After police dismiss it as a hate crime, Seattle Holocaust Center defines attack as anti-Semitic

View of the Seattle skyline from Queen Anne Hill. Photo: Daniel Schwen, CC BY-SA 4.0, via Wikimedia Commons.View of the Seattle skyline from Queen Anne Hill. Photo: Daniel Schwen, CC BY-SA 4.0, via Wikimedia Commons.

On June 18, a person wrote the phrase “Genocide in Gaza” on a photograph of a child Holocaust survivor in the Holocaust Center for Humanity in Seattle. 

After the incident, the Seattle Police reported that they classified the incident as “non-criminal bias motivated by political ideology.” The main arguments behind the decision were that the message had been written with a pen and removed harmlessly.

 

Based on the decision of the police authorities, a group of seven museums of the Holocaust in the United States issued a joint statement condemning the act of vandalism as “openly anti-Semitic.” In addition to the Seattle center, the other seven museums were the three major Holocaust centers in Los Angeles, Chicago, Detroit, the Cincinnati Jewish Heritage Center in New York, and the Florida Holocaust Museum in St. Petersburg.

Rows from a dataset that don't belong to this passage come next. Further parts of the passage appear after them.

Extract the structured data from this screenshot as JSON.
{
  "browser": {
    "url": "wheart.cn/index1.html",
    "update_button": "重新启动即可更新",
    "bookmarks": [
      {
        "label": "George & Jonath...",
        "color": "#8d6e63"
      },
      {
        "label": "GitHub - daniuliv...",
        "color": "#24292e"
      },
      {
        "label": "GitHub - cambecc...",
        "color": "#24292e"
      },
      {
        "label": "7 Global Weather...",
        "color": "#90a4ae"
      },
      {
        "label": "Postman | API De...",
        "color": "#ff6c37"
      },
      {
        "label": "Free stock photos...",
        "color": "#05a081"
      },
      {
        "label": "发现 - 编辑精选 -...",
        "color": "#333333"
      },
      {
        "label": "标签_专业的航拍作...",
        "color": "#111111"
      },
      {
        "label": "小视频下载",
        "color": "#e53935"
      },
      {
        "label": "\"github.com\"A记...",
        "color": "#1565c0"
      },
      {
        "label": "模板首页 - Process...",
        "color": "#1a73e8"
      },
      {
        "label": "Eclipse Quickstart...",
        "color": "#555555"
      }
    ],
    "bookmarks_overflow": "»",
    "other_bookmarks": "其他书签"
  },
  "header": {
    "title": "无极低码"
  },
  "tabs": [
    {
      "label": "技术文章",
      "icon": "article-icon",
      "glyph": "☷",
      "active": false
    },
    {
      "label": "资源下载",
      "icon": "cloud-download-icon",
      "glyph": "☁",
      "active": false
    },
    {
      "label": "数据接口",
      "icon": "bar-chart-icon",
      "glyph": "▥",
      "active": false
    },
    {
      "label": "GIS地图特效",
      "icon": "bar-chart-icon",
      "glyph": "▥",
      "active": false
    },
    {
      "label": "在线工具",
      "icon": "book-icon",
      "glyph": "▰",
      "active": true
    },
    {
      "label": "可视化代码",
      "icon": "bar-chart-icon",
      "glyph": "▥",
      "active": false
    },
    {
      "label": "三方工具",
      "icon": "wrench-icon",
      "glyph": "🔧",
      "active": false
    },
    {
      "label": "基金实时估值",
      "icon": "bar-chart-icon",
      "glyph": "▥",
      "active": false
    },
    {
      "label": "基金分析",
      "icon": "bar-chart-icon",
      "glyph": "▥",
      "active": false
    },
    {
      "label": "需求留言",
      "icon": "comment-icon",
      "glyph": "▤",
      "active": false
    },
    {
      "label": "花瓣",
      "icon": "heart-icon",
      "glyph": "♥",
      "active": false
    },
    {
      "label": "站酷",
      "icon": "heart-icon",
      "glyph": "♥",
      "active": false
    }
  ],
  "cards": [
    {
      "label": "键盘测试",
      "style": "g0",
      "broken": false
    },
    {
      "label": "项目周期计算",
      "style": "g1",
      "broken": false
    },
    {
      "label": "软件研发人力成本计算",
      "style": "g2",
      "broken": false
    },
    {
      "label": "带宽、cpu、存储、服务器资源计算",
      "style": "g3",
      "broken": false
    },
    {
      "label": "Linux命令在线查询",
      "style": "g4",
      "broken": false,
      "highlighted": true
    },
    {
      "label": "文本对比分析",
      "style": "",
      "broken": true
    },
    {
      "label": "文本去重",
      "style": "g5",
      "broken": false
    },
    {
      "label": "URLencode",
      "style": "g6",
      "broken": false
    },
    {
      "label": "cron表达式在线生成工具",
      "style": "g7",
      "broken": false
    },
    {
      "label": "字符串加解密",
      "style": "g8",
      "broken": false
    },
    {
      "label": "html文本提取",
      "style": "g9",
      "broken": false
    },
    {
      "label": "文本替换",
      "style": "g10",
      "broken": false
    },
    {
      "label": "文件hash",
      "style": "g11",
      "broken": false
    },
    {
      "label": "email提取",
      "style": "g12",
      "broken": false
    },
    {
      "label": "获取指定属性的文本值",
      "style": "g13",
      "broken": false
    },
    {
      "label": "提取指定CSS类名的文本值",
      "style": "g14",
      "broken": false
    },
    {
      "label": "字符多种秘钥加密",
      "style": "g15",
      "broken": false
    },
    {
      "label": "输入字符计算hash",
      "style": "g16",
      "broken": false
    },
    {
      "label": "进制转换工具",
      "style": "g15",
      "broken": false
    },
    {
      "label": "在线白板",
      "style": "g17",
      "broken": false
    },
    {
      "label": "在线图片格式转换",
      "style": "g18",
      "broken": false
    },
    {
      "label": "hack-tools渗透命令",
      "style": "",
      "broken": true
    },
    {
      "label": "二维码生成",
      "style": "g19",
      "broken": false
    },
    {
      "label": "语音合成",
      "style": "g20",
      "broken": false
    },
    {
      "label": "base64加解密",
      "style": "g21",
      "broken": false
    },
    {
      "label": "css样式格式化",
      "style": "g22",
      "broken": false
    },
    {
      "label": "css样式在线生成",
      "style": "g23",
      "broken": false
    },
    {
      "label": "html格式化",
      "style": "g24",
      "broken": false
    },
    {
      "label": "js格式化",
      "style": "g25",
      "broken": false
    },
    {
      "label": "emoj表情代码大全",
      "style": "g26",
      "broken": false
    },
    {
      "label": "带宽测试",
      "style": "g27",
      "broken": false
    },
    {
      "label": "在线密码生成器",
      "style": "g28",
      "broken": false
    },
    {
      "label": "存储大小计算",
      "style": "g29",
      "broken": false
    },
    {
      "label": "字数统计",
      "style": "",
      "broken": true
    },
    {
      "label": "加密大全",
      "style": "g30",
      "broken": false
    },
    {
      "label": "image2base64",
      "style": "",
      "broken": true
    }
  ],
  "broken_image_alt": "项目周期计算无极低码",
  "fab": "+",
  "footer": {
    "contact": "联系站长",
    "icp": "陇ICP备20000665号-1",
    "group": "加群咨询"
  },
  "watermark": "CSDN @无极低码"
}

The statement stated that “the senseless scapegoating of Jews did not begin and end with the Holocaust. “It has been going on for thousands of years, and while the pretext may change, the anti-Semitic motivation is the same.”

Furthermore, it added that “holding Jews – much less a Holocaust museum – responsible for the wartime actions of a foreign government is unacceptable and blatantly anti-Semitic.”